Osmanlı torunu olmanın avantajları olmadı mı? Sadece ailemle gurur duyuyorum. Bunu içimde yaşıyorum. İlla Osmanlı olması gerekmiyor, dedeme şahsıyla, duruşuyla, mütevazılığıyla sahip olduğum için çok şanslıyım. Hiçbir zaman hırsı olmadı. Tanınması gereken bir adamdı.

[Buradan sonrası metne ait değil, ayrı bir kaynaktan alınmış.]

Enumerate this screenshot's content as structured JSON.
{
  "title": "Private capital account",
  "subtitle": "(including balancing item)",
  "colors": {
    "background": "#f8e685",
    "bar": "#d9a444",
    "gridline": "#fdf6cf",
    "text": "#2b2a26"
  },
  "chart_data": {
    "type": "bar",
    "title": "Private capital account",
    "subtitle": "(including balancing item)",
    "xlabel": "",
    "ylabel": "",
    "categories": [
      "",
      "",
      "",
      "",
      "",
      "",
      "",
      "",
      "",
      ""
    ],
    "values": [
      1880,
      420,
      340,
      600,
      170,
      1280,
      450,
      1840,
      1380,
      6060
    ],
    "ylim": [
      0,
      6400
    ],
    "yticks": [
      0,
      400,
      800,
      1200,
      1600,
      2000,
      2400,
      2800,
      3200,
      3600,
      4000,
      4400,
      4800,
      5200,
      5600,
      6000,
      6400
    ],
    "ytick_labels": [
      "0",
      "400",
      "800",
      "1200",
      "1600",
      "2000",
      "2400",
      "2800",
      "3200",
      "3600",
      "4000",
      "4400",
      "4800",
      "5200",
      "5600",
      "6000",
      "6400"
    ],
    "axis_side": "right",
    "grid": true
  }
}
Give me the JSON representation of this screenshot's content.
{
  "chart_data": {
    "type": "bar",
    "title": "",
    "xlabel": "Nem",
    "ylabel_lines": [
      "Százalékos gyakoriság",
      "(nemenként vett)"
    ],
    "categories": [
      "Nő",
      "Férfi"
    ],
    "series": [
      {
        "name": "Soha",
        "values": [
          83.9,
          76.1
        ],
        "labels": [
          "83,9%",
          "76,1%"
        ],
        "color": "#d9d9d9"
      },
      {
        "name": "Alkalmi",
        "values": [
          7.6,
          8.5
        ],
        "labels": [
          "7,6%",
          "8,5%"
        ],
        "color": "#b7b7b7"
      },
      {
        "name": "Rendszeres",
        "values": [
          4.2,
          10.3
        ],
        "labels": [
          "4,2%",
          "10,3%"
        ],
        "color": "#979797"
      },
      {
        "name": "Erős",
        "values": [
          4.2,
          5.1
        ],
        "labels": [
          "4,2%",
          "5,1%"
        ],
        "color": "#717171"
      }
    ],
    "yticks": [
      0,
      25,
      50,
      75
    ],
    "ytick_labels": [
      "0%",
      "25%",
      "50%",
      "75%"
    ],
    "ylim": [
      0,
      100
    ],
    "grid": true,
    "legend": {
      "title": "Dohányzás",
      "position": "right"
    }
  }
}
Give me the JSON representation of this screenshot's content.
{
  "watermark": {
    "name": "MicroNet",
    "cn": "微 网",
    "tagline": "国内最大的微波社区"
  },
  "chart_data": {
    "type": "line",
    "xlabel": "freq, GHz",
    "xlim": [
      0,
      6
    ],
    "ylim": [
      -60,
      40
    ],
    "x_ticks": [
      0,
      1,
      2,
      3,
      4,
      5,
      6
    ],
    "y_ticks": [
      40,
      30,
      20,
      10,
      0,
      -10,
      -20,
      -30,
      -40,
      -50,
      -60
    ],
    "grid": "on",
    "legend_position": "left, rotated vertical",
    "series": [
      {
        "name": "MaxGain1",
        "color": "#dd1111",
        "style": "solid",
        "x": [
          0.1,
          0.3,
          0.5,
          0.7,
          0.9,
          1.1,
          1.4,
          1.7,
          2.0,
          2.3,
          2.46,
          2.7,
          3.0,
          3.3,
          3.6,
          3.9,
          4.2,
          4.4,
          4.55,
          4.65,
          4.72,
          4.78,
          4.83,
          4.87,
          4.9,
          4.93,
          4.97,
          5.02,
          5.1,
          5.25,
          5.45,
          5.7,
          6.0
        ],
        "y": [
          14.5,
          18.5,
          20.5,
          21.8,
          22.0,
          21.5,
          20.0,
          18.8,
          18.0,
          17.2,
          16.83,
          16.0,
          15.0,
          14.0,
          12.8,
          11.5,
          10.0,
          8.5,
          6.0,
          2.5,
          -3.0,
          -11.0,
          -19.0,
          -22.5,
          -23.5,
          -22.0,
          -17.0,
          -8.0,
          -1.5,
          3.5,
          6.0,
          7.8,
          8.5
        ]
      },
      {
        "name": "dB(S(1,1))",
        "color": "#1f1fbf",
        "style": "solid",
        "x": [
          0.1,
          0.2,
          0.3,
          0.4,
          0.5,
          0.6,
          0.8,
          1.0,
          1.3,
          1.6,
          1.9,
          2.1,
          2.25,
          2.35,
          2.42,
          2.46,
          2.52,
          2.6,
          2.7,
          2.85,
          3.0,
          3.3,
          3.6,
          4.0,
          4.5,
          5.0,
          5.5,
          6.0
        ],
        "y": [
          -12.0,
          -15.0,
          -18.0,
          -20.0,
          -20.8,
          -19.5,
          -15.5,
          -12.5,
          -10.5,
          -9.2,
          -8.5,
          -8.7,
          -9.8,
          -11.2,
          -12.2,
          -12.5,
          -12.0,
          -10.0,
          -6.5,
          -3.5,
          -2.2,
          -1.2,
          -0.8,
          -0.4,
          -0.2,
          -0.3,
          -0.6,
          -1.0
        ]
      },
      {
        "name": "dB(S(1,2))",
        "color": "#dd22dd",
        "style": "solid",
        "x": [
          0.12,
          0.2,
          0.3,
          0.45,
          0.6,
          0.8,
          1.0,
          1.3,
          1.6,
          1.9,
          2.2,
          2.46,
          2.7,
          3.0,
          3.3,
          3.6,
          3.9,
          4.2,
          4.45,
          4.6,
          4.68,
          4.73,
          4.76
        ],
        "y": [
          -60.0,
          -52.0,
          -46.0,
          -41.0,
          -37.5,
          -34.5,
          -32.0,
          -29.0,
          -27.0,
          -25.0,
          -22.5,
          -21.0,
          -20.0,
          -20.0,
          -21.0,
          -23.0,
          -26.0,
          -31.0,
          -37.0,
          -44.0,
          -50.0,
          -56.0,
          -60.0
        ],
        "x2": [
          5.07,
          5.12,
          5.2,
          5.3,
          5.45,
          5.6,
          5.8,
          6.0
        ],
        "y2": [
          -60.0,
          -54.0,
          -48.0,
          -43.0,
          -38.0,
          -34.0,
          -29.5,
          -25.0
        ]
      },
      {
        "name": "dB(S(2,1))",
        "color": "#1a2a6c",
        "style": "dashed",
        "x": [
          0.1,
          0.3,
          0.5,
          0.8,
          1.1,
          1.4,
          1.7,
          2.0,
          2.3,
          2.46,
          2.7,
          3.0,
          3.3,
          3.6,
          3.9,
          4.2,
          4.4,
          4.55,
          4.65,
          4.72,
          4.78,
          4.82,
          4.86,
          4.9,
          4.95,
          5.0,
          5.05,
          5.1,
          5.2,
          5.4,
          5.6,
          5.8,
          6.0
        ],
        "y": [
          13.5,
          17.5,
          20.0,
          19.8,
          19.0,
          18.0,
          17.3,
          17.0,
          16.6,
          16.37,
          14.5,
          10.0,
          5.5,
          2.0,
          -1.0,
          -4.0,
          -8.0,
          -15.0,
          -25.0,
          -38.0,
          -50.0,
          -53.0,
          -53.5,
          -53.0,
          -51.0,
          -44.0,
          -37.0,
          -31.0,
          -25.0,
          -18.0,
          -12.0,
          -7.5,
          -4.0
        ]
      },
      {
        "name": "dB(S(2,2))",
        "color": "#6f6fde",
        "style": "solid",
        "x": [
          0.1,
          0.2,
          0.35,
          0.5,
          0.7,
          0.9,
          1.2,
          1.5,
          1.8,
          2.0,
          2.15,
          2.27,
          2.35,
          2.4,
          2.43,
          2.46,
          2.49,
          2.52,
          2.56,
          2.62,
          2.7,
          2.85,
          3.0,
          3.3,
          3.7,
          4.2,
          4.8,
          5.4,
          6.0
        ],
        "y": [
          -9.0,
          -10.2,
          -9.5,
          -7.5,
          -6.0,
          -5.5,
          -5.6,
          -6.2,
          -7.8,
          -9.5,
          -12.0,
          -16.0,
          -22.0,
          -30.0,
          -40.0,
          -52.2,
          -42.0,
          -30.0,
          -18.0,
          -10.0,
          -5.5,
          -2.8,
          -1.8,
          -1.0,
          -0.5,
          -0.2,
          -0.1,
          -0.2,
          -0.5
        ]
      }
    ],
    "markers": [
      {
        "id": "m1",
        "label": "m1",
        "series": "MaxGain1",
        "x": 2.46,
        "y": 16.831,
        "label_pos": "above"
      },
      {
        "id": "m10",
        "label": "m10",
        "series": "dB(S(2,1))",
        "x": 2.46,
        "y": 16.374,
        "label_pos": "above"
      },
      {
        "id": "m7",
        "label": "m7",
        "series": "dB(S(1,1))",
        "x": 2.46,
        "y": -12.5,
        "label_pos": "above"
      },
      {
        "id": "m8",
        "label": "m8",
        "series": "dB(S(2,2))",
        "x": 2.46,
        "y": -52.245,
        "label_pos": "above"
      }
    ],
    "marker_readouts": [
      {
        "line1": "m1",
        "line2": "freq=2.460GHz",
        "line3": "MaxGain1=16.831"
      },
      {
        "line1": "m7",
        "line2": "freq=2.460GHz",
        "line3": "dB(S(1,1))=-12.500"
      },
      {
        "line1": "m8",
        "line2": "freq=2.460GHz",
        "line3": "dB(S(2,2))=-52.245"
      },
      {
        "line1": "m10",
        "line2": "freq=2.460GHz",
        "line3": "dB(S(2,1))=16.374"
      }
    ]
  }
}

Ayrıcalıklı olduğunuzu düşünmediniz mi? Ayrıcalıklı olduğumu düşünmedim. Tam tersine, herkesten daha dikkatli olmak zorundaydım, hep onunla yaşıyorum. Aileme karşı sorumluluğumdan dolayı, her yaptığım hareketi, bir insan üç kere düşünüyorsa ben 33 kere düşünmek zorundayım. Herkesin gözü üzerimizde. Dedem her zaman şunu söylemiştir; “Bize hiçbir zaman laf getirmeyin, başımı yere eğmeyin!” Belki bunu teyzelerime söylemiştir ama kulağıma her zaman küpe olmuştur bu sözler.
Dedeniz başka ne öğütlerdi? Hep kendi ayaklarımın üzerinde durmayı öğütledi: “Kendi hayatını kur, birey ol, insanlar seni yönlendirmesin. Kendi hayatını kazan. Nasıl mutlu olmak istiyorsan öyle yaşa!”